Durante o período da antiga união
soviética, havia um fisiologista que se dedicava à condução de experimentos
para verificar diferentes funções nos sistemas circulatório e nervoso. No
entanto, seu foco eram os seres humanos e seus objetivos se centravam no que
aconteceria sob circunstâncias de fome severa, privação de sono e temperaturas
extremas. Seu nome era Pyotr Anokhin, e seu objeto de pesquisa perfeito nasceu
no ano de 1950.
(Google Imagens)
Na fria Moscou em janeiro daquele ano,
Masha e Dasha Krivoshlyopova nasceram por cesárea como gêmeas siamesas.

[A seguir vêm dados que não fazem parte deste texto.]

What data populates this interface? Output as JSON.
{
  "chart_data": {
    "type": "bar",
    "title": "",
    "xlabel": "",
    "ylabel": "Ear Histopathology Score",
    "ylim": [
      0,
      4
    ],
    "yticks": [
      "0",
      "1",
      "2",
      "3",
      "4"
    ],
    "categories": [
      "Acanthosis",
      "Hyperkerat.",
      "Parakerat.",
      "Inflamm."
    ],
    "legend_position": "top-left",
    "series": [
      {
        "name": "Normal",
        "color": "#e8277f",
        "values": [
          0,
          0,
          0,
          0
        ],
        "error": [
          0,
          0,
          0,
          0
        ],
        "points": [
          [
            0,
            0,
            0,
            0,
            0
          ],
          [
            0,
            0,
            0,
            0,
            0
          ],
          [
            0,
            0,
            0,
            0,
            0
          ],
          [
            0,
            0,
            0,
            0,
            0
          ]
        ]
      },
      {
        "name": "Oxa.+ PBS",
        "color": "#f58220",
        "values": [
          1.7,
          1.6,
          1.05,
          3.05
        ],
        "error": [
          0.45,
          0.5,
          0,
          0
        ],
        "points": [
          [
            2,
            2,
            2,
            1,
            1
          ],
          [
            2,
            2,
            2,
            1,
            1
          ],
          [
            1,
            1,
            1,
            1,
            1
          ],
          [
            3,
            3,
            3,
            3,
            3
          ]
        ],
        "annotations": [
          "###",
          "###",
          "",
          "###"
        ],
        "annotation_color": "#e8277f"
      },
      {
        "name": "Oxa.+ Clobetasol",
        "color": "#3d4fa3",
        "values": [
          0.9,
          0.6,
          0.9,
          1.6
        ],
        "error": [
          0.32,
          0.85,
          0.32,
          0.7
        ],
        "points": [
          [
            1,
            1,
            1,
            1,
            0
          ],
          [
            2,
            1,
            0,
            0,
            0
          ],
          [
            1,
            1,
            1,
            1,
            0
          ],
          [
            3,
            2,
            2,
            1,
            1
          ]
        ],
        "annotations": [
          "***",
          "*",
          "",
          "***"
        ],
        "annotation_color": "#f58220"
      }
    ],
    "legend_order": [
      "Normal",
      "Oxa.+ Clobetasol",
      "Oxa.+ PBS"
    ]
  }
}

Sua
mãe, tendo acordado da anestesia, recebeu a triste notícia de que suas filhas
haviam morrido de pneumonia pouco tempo após o nascimento. Era uma mentira das
autoridades médicas stalinistas da época, e as bebês haviam sido levadas para o
Instituto Experimental de Medicina a fim de serem submetidas por um time de
fisiologistas de Anokhin a diversos experimentos inconcebíveis na atualidade.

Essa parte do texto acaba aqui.